Hengrui Pharma Cautionary Statement Regarding Forward-Looking Statements

This press release contains statements that reflect Hengrui Pharma’s beliefs or expectations about the future or future events as of the respective dates indicated therein (“forward-looking statements”). These forward-looking statements are based on a number of assumptions about Hengrui Pharma’s operations, its future development plans, market (financial and otherwise) conditions and growth prospects, and are subject to significant risks, uncertainties and other factors beyond Hengrui Pharma’s control, and accordingly, actual results may differ materially from those contemplated by these forward-looking statements. No reliance should be placed on such statements, which reflect the view of the management of Hengrui Pharma as at the date of this press release. Hengrui Pharma does not undertake any obligation to update these forward-looking statements for events or circumstances that occur subsequent to such dates.
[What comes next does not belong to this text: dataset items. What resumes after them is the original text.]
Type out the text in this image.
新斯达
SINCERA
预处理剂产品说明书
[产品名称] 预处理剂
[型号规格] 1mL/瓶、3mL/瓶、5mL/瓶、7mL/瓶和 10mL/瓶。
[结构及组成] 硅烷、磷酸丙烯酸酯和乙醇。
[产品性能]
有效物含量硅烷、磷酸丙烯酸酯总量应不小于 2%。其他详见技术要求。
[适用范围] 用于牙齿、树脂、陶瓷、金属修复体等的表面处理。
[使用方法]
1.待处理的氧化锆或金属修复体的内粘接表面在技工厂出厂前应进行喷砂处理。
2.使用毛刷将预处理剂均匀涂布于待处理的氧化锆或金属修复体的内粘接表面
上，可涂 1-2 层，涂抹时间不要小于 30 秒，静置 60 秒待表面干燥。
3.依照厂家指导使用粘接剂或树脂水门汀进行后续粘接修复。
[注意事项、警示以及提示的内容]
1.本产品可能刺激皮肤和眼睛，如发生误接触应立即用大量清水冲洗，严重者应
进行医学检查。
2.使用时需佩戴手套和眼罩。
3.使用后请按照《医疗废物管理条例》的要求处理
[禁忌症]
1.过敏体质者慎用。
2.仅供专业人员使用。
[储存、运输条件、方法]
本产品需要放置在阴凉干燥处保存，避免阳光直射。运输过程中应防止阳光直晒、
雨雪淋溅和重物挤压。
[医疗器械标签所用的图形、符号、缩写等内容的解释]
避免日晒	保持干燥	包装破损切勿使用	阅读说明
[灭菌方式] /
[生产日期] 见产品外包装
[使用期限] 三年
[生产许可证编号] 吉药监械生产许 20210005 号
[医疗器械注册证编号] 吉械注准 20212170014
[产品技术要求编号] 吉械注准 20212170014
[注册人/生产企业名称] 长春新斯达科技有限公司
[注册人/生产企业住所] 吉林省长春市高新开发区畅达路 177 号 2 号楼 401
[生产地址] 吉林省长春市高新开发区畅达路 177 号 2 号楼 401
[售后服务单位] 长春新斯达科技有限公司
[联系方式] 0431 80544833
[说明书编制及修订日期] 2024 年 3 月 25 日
1 Based on the efficacy estimand, which was pre-specified as a supplementary estimand in HRS-7535-303: treatment effect assuming participants adhered to protocol treatment and excludes data collected after premature treatment discontinuations or use of medications or treatments with an obvious effect on body weight from the analysis.

2 Based on the treatment policy estimand, which was pre-specified as the primary estimand in HRS-7535-303: treatment effect including the impact of premature discontinuations or use of medications or treatments with an obvious effect on body weight.

3 Based on the efficacy estimand, which was pre-specified as the primary estimand for non-inferiority in HRS-7535-302: treatment effect assuming participants adhered to protocol treatment and excludes data collected after premature treatment discontinuations or use of other glucose-lowering medications from the analysis.